Upon learning of the default judgment, appellant promptly moved to have it set aside, but the lower court denied the motion and this appeal followed.
Florida courts freely grant relief from defaults so that the matters may be tried on the merits. North Shore Hospital, Inc. v. Barber, 143 So. 2d 849 (Fla. 1962). In setting aside a default, courts afford greater leniency in cases not decided on the merits, and Florida courts have held that a greater showing may be required to reverse an order granting a motion to vacate than that required to reverse a denial of such a motion. Garcia Insurance Agency, Inc. v. Diaz, 351 So. 2d 1137 (Fla. 2d DCA 1977).

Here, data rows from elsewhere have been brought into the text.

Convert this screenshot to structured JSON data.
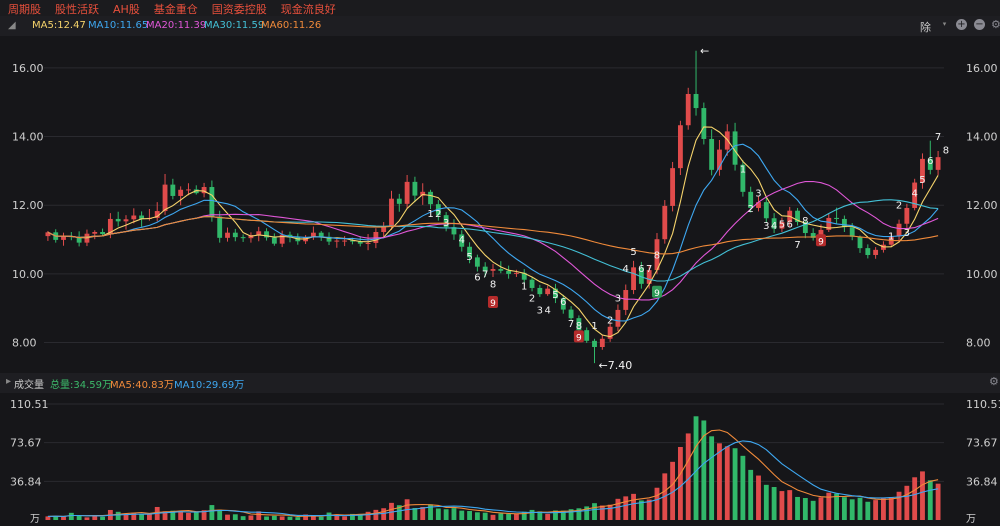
{
  "tags": [
    "周期股",
    "股性活跃",
    "AH股",
    "基金重仓",
    "国资委控股",
    "现金流良好"
  ],
  "ma_legend": [
    {
      "label": "MA5:12.47",
      "color": "#f5d36b"
    },
    {
      "label": "MA10:11.65",
      "color": "#3ea7f0"
    },
    {
      "label": "MA20:11.39",
      "color": "#e057d8"
    },
    {
      "label": "MA30:11.59",
      "color": "#43c0d6"
    },
    {
      "label": "MA60:11.26",
      "color": "#f08a3a"
    }
  ],
  "toolbar": {
    "adjust_label": "除"
  },
  "volume_legend": {
    "title": "成交量",
    "items": [
      {
        "label": "总量:34.59万",
        "color": "#3cba6a"
      },
      {
        "label": "MA5:40.83万",
        "color": "#f08a3a"
      },
      {
        "label": "MA10:29.69万",
        "color": "#3ea7f0"
      }
    ]
  },
  "chart_data": {
    "type": "candlestick",
    "price_ticks": [
      "16.00",
      "14.00",
      "12.00",
      "10.00",
      "8.00"
    ],
    "price_range": [
      7.2,
      16.9
    ],
    "volume_ticks": [
      "110.51",
      "73.67",
      "36.84"
    ],
    "volume_unit": "万",
    "volume_range": [
      0,
      120
    ],
    "annotations": {
      "low": "←7.40",
      "high": "←"
    },
    "seq_labels": [
      {
        "i": 49,
        "p": 11.65,
        "t": "1"
      },
      {
        "i": 50,
        "p": 11.65,
        "t": "2"
      },
      {
        "i": 51,
        "p": 11.4,
        "t": "3"
      },
      {
        "i": 53,
        "p": 10.9,
        "t": "4"
      },
      {
        "i": 54,
        "p": 10.4,
        "t": "5"
      },
      {
        "i": 55,
        "p": 9.8,
        "t": "6"
      },
      {
        "i": 56,
        "p": 9.9,
        "t": "7"
      },
      {
        "i": 57,
        "p": 9.6,
        "t": "8"
      },
      {
        "i": 61,
        "p": 9.55,
        "t": "1"
      },
      {
        "i": 62,
        "p": 9.2,
        "t": "2"
      },
      {
        "i": 63,
        "p": 8.85,
        "t": "3"
      },
      {
        "i": 64,
        "p": 8.85,
        "t": "4"
      },
      {
        "i": 65,
        "p": 9.3,
        "t": "5"
      },
      {
        "i": 66,
        "p": 9.1,
        "t": "6"
      },
      {
        "i": 67,
        "p": 8.45,
        "t": "7"
      },
      {
        "i": 68,
        "p": 8.4,
        "t": "8"
      },
      {
        "i": 70,
        "p": 8.4,
        "t": "1"
      },
      {
        "i": 72,
        "p": 8.55,
        "t": "2"
      },
      {
        "i": 73,
        "p": 9.2,
        "t": "3"
      },
      {
        "i": 74,
        "p": 10.05,
        "t": "4"
      },
      {
        "i": 75,
        "p": 10.55,
        "t": "5"
      },
      {
        "i": 76,
        "p": 10.05,
        "t": "6"
      },
      {
        "i": 77,
        "p": 10.05,
        "t": "7"
      },
      {
        "i": 78,
        "p": 10.45,
        "t": "8"
      },
      {
        "i": 89,
        "p": 12.95,
        "t": "1"
      },
      {
        "i": 90,
        "p": 11.8,
        "t": "2"
      },
      {
        "i": 91,
        "p": 12.25,
        "t": "3"
      },
      {
        "i": 92,
        "p": 11.3,
        "t": "3"
      },
      {
        "i": 93,
        "p": 11.3,
        "t": "4"
      },
      {
        "i": 94,
        "p": 11.35,
        "t": "5"
      },
      {
        "i": 95,
        "p": 11.35,
        "t": "6"
      },
      {
        "i": 96,
        "p": 10.75,
        "t": "7"
      },
      {
        "i": 97,
        "p": 11.45,
        "t": "8"
      },
      {
        "i": 108,
        "p": 11.0,
        "t": "1"
      },
      {
        "i": 109,
        "p": 11.9,
        "t": "2"
      },
      {
        "i": 110,
        "p": 11.1,
        "t": "3"
      },
      {
        "i": 111,
        "p": 12.25,
        "t": "4"
      },
      {
        "i": 112,
        "p": 12.65,
        "t": "5"
      },
      {
        "i": 113,
        "p": 13.2,
        "t": "6"
      },
      {
        "i": 114,
        "p": 13.9,
        "t": "7"
      },
      {
        "i": 115,
        "p": 13.5,
        "t": "8"
      }
    ],
    "badge9": [
      {
        "i": 57,
        "p": 9.15,
        "c": "#b52b2b",
        "t": "9"
      },
      {
        "i": 68,
        "p": 8.15,
        "c": "#b52b2b",
        "t": "9"
      },
      {
        "i": 78,
        "p": 9.45,
        "c": "#2f9a58",
        "t": "9"
      },
      {
        "i": 99,
        "p": 10.95,
        "c": "#b52b2b",
        "t": "9"
      }
    ],
    "candles": [
      {
        "o": 11.1,
        "h": 11.25,
        "l": 10.96,
        "c": 11.21,
        "v": 3.42
      },
      {
        "o": 11.21,
        "h": 11.3,
        "l": 10.91,
        "c": 10.99,
        "v": 3.79
      },
      {
        "o": 10.99,
        "h": 11.2,
        "l": 10.82,
        "c": 11.1,
        "v": 3.15
      },
      {
        "o": 11.1,
        "h": 11.22,
        "l": 10.98,
        "c": 11.08,
        "v": 6.82
      },
      {
        "o": 11.08,
        "h": 11.24,
        "l": 10.8,
        "c": 10.91,
        "v": 4.12
      },
      {
        "o": 10.91,
        "h": 11.29,
        "l": 10.81,
        "c": 11.17,
        "v": 2.5
      },
      {
        "o": 11.17,
        "h": 11.27,
        "l": 11.01,
        "c": 11.22,
        "v": 4.37
      },
      {
        "o": 11.22,
        "h": 11.32,
        "l": 11.1,
        "c": 11.16,
        "v": 3.08
      },
      {
        "o": 11.16,
        "h": 11.77,
        "l": 11.04,
        "c": 11.6,
        "v": 9.55
      },
      {
        "o": 11.6,
        "h": 11.81,
        "l": 11.38,
        "c": 11.53,
        "v": 7.8
      },
      {
        "o": 11.53,
        "h": 11.71,
        "l": 11.29,
        "c": 11.59,
        "v": 5.93
      },
      {
        "o": 11.59,
        "h": 11.91,
        "l": 11.47,
        "c": 11.7,
        "v": 6.9
      },
      {
        "o": 11.7,
        "h": 11.82,
        "l": 11.37,
        "c": 11.6,
        "v": 5.31
      },
      {
        "o": 11.6,
        "h": 11.89,
        "l": 11.55,
        "c": 11.63,
        "v": 5.54
      },
      {
        "o": 11.63,
        "h": 12.09,
        "l": 11.53,
        "c": 11.83,
        "v": 12.4
      },
      {
        "o": 11.83,
        "h": 12.91,
        "l": 11.72,
        "c": 12.6,
        "v": 8.32
      },
      {
        "o": 12.6,
        "h": 12.77,
        "l": 12.17,
        "c": 12.27,
        "v": 8.84
      },
      {
        "o": 12.27,
        "h": 12.55,
        "l": 12.0,
        "c": 12.45,
        "v": 8.41
      },
      {
        "o": 12.45,
        "h": 12.64,
        "l": 12.29,
        "c": 12.46,
        "v": 6.73
      },
      {
        "o": 12.46,
        "h": 12.58,
        "l": 12.31,
        "c": 12.35,
        "v": 7.15
      },
      {
        "o": 12.35,
        "h": 12.65,
        "l": 12.23,
        "c": 12.53,
        "v": 9.29
      },
      {
        "o": 12.53,
        "h": 12.72,
        "l": 11.52,
        "c": 11.67,
        "v": 14.21
      },
      {
        "o": 11.67,
        "h": 11.84,
        "l": 10.91,
        "c": 11.05,
        "v": 9.87
      },
      {
        "o": 11.05,
        "h": 11.35,
        "l": 10.94,
        "c": 11.2,
        "v": 5.12
      },
      {
        "o": 11.2,
        "h": 11.31,
        "l": 10.95,
        "c": 11.07,
        "v": 5.43
      },
      {
        "o": 11.07,
        "h": 11.15,
        "l": 10.93,
        "c": 11.04,
        "v": 3.64
      },
      {
        "o": 11.04,
        "h": 11.21,
        "l": 10.91,
        "c": 11.13,
        "v": 4.32
      },
      {
        "o": 11.13,
        "h": 11.37,
        "l": 10.95,
        "c": 11.24,
        "v": 8.24
      },
      {
        "o": 11.24,
        "h": 11.33,
        "l": 10.97,
        "c": 11.06,
        "v": 3.37
      },
      {
        "o": 11.06,
        "h": 11.18,
        "l": 10.82,
        "c": 10.88,
        "v": 3.97
      },
      {
        "o": 10.88,
        "h": 11.26,
        "l": 10.78,
        "c": 11.14,
        "v": 3.41
      },
      {
        "o": 11.14,
        "h": 11.23,
        "l": 10.92,
        "c": 11.06,
        "v": 3.21
      },
      {
        "o": 11.06,
        "h": 11.18,
        "l": 10.85,
        "c": 10.95,
        "v": 2.7
      },
      {
        "o": 10.95,
        "h": 11.13,
        "l": 10.87,
        "c": 11.06,
        "v": 5.23
      },
      {
        "o": 11.06,
        "h": 11.38,
        "l": 10.99,
        "c": 11.2,
        "v": 4.14
      },
      {
        "o": 11.2,
        "h": 11.25,
        "l": 10.96,
        "c": 11.08,
        "v": 3.15
      },
      {
        "o": 11.08,
        "h": 11.21,
        "l": 10.84,
        "c": 10.94,
        "v": 7.1
      },
      {
        "o": 10.94,
        "h": 11.05,
        "l": 10.76,
        "c": 10.97,
        "v": 5.41
      },
      {
        "o": 10.97,
        "h": 11.1,
        "l": 10.81,
        "c": 10.97,
        "v": 3.54
      },
      {
        "o": 10.97,
        "h": 11.05,
        "l": 10.86,
        "c": 10.95,
        "v": 5.8
      },
      {
        "o": 10.95,
        "h": 11.1,
        "l": 10.8,
        "c": 10.88,
        "v": 5.34
      },
      {
        "o": 10.88,
        "h": 11.16,
        "l": 10.69,
        "c": 10.9,
        "v": 7.8
      },
      {
        "o": 10.9,
        "h": 11.33,
        "l": 10.75,
        "c": 11.22,
        "v": 9.66
      },
      {
        "o": 11.22,
        "h": 11.51,
        "l": 11.09,
        "c": 11.39,
        "v": 11.2
      },
      {
        "o": 11.39,
        "h": 12.42,
        "l": 11.28,
        "c": 12.19,
        "v": 16.32
      },
      {
        "o": 12.19,
        "h": 12.33,
        "l": 11.81,
        "c": 12.04,
        "v": 14.07
      },
      {
        "o": 12.04,
        "h": 12.88,
        "l": 11.92,
        "c": 12.68,
        "v": 19.74
      },
      {
        "o": 12.68,
        "h": 12.83,
        "l": 12.09,
        "c": 12.28,
        "v": 11.42
      },
      {
        "o": 12.28,
        "h": 12.64,
        "l": 12.01,
        "c": 12.39,
        "v": 12.41
      },
      {
        "o": 12.39,
        "h": 12.45,
        "l": 11.89,
        "c": 12.03,
        "v": 14.92
      },
      {
        "o": 12.03,
        "h": 12.15,
        "l": 11.55,
        "c": 11.71,
        "v": 10.93
      },
      {
        "o": 11.71,
        "h": 11.8,
        "l": 11.24,
        "c": 11.36,
        "v": 10.26
      },
      {
        "o": 11.36,
        "h": 11.59,
        "l": 10.99,
        "c": 11.15,
        "v": 11.3
      },
      {
        "o": 11.15,
        "h": 11.27,
        "l": 10.65,
        "c": 10.79,
        "v": 8.92
      },
      {
        "o": 10.79,
        "h": 10.92,
        "l": 10.31,
        "c": 10.48,
        "v": 8.57
      },
      {
        "o": 10.48,
        "h": 10.56,
        "l": 10.07,
        "c": 10.21,
        "v": 7.34
      },
      {
        "o": 10.21,
        "h": 10.34,
        "l": 9.91,
        "c": 10.09,
        "v": 6.97
      },
      {
        "o": 10.09,
        "h": 10.29,
        "l": 9.91,
        "c": 10.14,
        "v": 4.93
      },
      {
        "o": 10.14,
        "h": 10.37,
        "l": 10.02,
        "c": 10.09,
        "v": 6.21
      },
      {
        "o": 10.09,
        "h": 10.24,
        "l": 9.86,
        "c": 10.0,
        "v": 5.8
      },
      {
        "o": 10.0,
        "h": 10.12,
        "l": 9.91,
        "c": 10.03,
        "v": 5.69
      },
      {
        "o": 10.03,
        "h": 10.14,
        "l": 9.74,
        "c": 9.83,
        "v": 7.91
      },
      {
        "o": 9.83,
        "h": 9.92,
        "l": 9.49,
        "c": 9.59,
        "v": 9.59
      },
      {
        "o": 9.59,
        "h": 9.68,
        "l": 9.33,
        "c": 9.41,
        "v": 8.23
      },
      {
        "o": 9.41,
        "h": 9.66,
        "l": 9.36,
        "c": 9.57,
        "v": 5.8
      },
      {
        "o": 9.57,
        "h": 9.71,
        "l": 9.15,
        "c": 9.29,
        "v": 9.08
      },
      {
        "o": 9.29,
        "h": 9.39,
        "l": 8.84,
        "c": 8.96,
        "v": 8.87
      },
      {
        "o": 8.96,
        "h": 9.06,
        "l": 8.63,
        "c": 8.71,
        "v": 10.29
      },
      {
        "o": 8.71,
        "h": 8.79,
        "l": 8.24,
        "c": 8.36,
        "v": 11.15
      },
      {
        "o": 8.36,
        "h": 8.44,
        "l": 7.99,
        "c": 8.05,
        "v": 12.94
      },
      {
        "o": 8.05,
        "h": 8.11,
        "l": 7.4,
        "c": 7.87,
        "v": 16.02
      },
      {
        "o": 7.87,
        "h": 8.22,
        "l": 7.79,
        "c": 8.11,
        "v": 13.81
      },
      {
        "o": 8.11,
        "h": 8.59,
        "l": 8.02,
        "c": 8.46,
        "v": 14.56
      },
      {
        "o": 8.46,
        "h": 9.11,
        "l": 8.33,
        "c": 8.95,
        "v": 20.17
      },
      {
        "o": 8.95,
        "h": 9.69,
        "l": 8.8,
        "c": 9.53,
        "v": 22.5
      },
      {
        "o": 9.53,
        "h": 10.38,
        "l": 9.41,
        "c": 10.19,
        "v": 24.89
      },
      {
        "o": 10.19,
        "h": 10.35,
        "l": 9.57,
        "c": 9.71,
        "v": 18.61
      },
      {
        "o": 9.71,
        "h": 10.26,
        "l": 9.57,
        "c": 10.11,
        "v": 19.52
      },
      {
        "o": 10.11,
        "h": 11.19,
        "l": 9.99,
        "c": 11.01,
        "v": 30.72
      },
      {
        "o": 11.01,
        "h": 12.15,
        "l": 10.88,
        "c": 11.98,
        "v": 44.41
      },
      {
        "o": 11.98,
        "h": 13.26,
        "l": 11.82,
        "c": 13.08,
        "v": 55.4
      },
      {
        "o": 13.08,
        "h": 14.46,
        "l": 12.88,
        "c": 14.33,
        "v": 69.53
      },
      {
        "o": 14.33,
        "h": 15.42,
        "l": 14.2,
        "c": 15.24,
        "v": 82.44
      },
      {
        "o": 15.24,
        "h": 16.5,
        "l": 14.61,
        "c": 14.83,
        "v": 98.77
      },
      {
        "o": 14.83,
        "h": 14.99,
        "l": 13.77,
        "c": 13.93,
        "v": 94.8
      },
      {
        "o": 13.93,
        "h": 14.21,
        "l": 12.87,
        "c": 13.03,
        "v": 79.71
      },
      {
        "o": 13.03,
        "h": 13.9,
        "l": 12.86,
        "c": 13.62,
        "v": 73.03
      },
      {
        "o": 13.62,
        "h": 14.36,
        "l": 13.44,
        "c": 14.15,
        "v": 70.21
      },
      {
        "o": 14.15,
        "h": 14.4,
        "l": 13.01,
        "c": 13.18,
        "v": 68.35
      },
      {
        "o": 13.18,
        "h": 13.31,
        "l": 12.25,
        "c": 12.39,
        "v": 61.12
      },
      {
        "o": 12.39,
        "h": 12.54,
        "l": 11.79,
        "c": 11.92,
        "v": 47.73
      },
      {
        "o": 11.92,
        "h": 12.26,
        "l": 11.82,
        "c": 12.09,
        "v": 42.33
      },
      {
        "o": 12.09,
        "h": 12.25,
        "l": 11.49,
        "c": 11.62,
        "v": 33.49
      },
      {
        "o": 11.62,
        "h": 11.77,
        "l": 11.19,
        "c": 11.32,
        "v": 31.41
      },
      {
        "o": 11.32,
        "h": 11.64,
        "l": 11.22,
        "c": 11.51,
        "v": 27.54
      },
      {
        "o": 11.51,
        "h": 11.95,
        "l": 11.36,
        "c": 11.84,
        "v": 28.46
      },
      {
        "o": 11.84,
        "h": 11.92,
        "l": 11.41,
        "c": 11.51,
        "v": 21.95
      },
      {
        "o": 11.51,
        "h": 11.57,
        "l": 11.04,
        "c": 11.19,
        "v": 20.94
      },
      {
        "o": 11.19,
        "h": 11.33,
        "l": 10.97,
        "c": 11.05,
        "v": 18.25
      },
      {
        "o": 11.05,
        "h": 11.44,
        "l": 10.96,
        "c": 11.28,
        "v": 21.51
      },
      {
        "o": 11.28,
        "h": 11.75,
        "l": 11.22,
        "c": 11.63,
        "v": 26.03
      },
      {
        "o": 11.63,
        "h": 11.93,
        "l": 11.45,
        "c": 11.6,
        "v": 25.09
      },
      {
        "o": 11.6,
        "h": 11.7,
        "l": 11.22,
        "c": 11.36,
        "v": 21.73
      },
      {
        "o": 11.36,
        "h": 11.48,
        "l": 10.98,
        "c": 11.08,
        "v": 19.71
      },
      {
        "o": 11.08,
        "h": 11.12,
        "l": 10.61,
        "c": 10.75,
        "v": 21.22
      },
      {
        "o": 10.75,
        "h": 10.86,
        "l": 10.45,
        "c": 10.55,
        "v": 17.37
      },
      {
        "o": 10.55,
        "h": 10.78,
        "l": 10.44,
        "c": 10.7,
        "v": 18.95
      },
      {
        "o": 10.7,
        "h": 10.95,
        "l": 10.62,
        "c": 10.85,
        "v": 20.52
      },
      {
        "o": 10.85,
        "h": 11.18,
        "l": 10.78,
        "c": 11.09,
        "v": 21.88
      },
      {
        "o": 11.09,
        "h": 11.58,
        "l": 10.95,
        "c": 11.46,
        "v": 26.89
      },
      {
        "o": 11.46,
        "h": 12.04,
        "l": 11.34,
        "c": 11.92,
        "v": 32.57
      },
      {
        "o": 11.92,
        "h": 12.77,
        "l": 11.85,
        "c": 12.66,
        "v": 40.68
      },
      {
        "o": 12.66,
        "h": 13.51,
        "l": 12.48,
        "c": 13.35,
        "v": 46.29
      },
      {
        "o": 13.35,
        "h": 13.88,
        "l": 12.9,
        "c": 13.03,
        "v": 37.83
      },
      {
        "o": 13.03,
        "h": 13.58,
        "l": 12.88,
        "c": 13.4,
        "v": 34.59
      }
    ]
  }
}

Under the circumstances of this case, we believe the lower court abused its discretion in failing to set aside the default judgment. Failure of Mr. Davis to deliver the summons and complaint to counsel constitutes excusable neglect and warrants setting aside the default judgment. See Ellis v. Ellis, 404 So. 2d 774 (Fla. 2d DCA 1981). Justice will be served better by a resolution of this controversy on the merits rather than by default.
We find it unnecessary to discuss the other arguments raised by appellant.
REVERSED with directions to set aside the default entered herein and for further proceedings consistent with this opinion.
OTT, A.C.J., and SCHOONOVER, J., concur.